"I don't know when, I don't know how, but I know something's starting right now," Jodi Benson sang as Ariel in 1989 and this gorgeous line not only anchored the Little Mermaid's theme song "Part of Your World," in Walt Disney Studio's first fairy-tale in roughly thirty years but it also ushered in the Renaissance in animated filmmaking that brought about a new wave of classics from Mermaid to Beauty and the Beast and Aladdin, up through The Lion King.
Expanding upon the experimental pop rock opera approach utilized in the music heavy Dickensian Disney dogs feature Oliver & Company but injecting it with much needed humanism and a strong sense of post-Baby Boomer feminism that grounded the Hans Christian Anderson source material in contemporary awareness, Disney offered young viewers a new kind of female heroine who was a far cry from the monosyllabic Sleeping Beauties of their past.
Giving teenage mermaid Ariel a clear goal long before she had met the man of her dreams, we're introduced to the seventh and youngest daughter of ruler of the Mer-People, King Triton, who, in a long line of Disney films, is doing his best to raise his children without the benefit of a mother.
An outsider who spends her days searching for lost treasure from sunken ships navigated by those above who walk on land with two legs, Ariel is quickly called to action in the film when she rescues the handsome Prince Eric from a watery grave after his ship hits rough waters. Needless to say -- and particularly to young girls watching in the theatre at the time of its release -- the fact that it's the mermaid who saves the prince and not the other way around (as is often the traditional case for Disney) was a huge step in the right direction narratively speaking.
While the introduction of Eric and Ariel's love for him solidifies her determination to be "part of" his world, it's an important distinction that she longed for life on land before Eric, making the addition of a potential mate to share her goal with just happy icing on the cake and these lessons subtly implanted in the film -- undoubtedly trying to appeal to changing times -- are much more appreciated upon repeat viewings.
Offering us easily the most terrifying female villain since Cruella de Vil, Ariel trades her voice for legs, later learning that you're never as powerful as when you (retain) and listen to your true voice, as only once does Eric see her as a full being with a voice and not a mere beautiful object does he realize how much he truly loves her.

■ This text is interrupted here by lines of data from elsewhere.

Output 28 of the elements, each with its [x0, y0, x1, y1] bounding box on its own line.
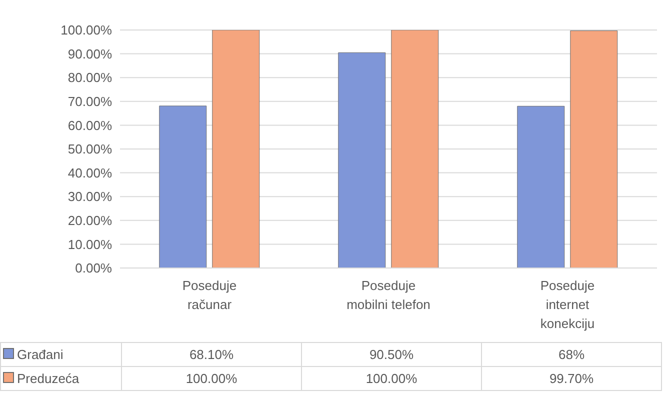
data-label: 99.70%	[482, 366, 662, 390]
data-label: 68%	[482, 342, 662, 366]
bar	[212, 30, 260, 268]
x-tick-label: Poseduje mobilni telefon	[346, 278, 430, 312]
y-tick-label: 80.00%	[68, 70, 112, 86]
x-tick-label: Poseduje računar	[182, 278, 237, 312]
legend-label: Građani	[0, 342, 122, 366]
y-tick-label: 100.00%	[60, 22, 112, 38]
data-label: 68.10%	[122, 342, 302, 366]
y-tick-label: 0.00%	[75, 260, 112, 276]
bar	[159, 106, 207, 268]
y-tick-label: 90.00%	[68, 46, 112, 62]
data-label: 90.50%	[302, 342, 482, 366]
bar	[517, 106, 565, 268]
data-label: 100.00%	[122, 366, 302, 390]
bar	[391, 30, 439, 268]
y-tick-label: 60.00%	[68, 118, 112, 133]
legend-label: Preduzeća	[0, 366, 122, 390]
data-label: 100.00%	[302, 366, 482, 390]
x-tick-label: Poseduje internet konekciju	[540, 278, 595, 331]
bar	[338, 52, 386, 268]
y-tick-label: 70.00%	[68, 94, 112, 110]
y-tick-label: 50.00%	[68, 142, 112, 157]
bar	[570, 30, 618, 268]
y-tick-label: 10.00%	[68, 236, 112, 252]
y-tick-label: 20.00%	[68, 213, 112, 228]
y-tick-label: 40.00%	[68, 165, 112, 180]
y-tick-label: 30.00%	[68, 189, 112, 204]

Filled with gorgeous animation that's all the more heightened by attention to detail that makes us nearly forget we're watching drawings edited together, thanks to the animators painstaking adherence to Walt Disney's practice of using actors to bring the action to life for artistic reference, The Little Mermaid has never looked or sounded quite as stunning as it does in this digital restoration.
Giving even the amateur Disney historians among us a plethora of new material to pour over, Disney gold is best on display in "Under the Scene -- The Art of Live Action Reference," as we watch Groundlings veteran Sherri Lynn Stone enact the film, improvising some of Ariel's now most identifiable mannerisms and movements on the spot.
The first film that I specifically chose to see in the theater as a child (selecting Mermaid over the morose sounding All Dogs Go to Heaven from former Disney animator Don Bluth) when I was just eight years old, The Little Mermaid holds up amazingly well on Blu-ray. Also boasting a digital copy of the feature, the two-disc BD/DVD set offers those of us who grew up in the Disney Renaissance new treasure to explore in this long-awaited release, timed for Diamond Edition Blu-ray debut to (nearly) coincide with its twenty-fifth anniversary.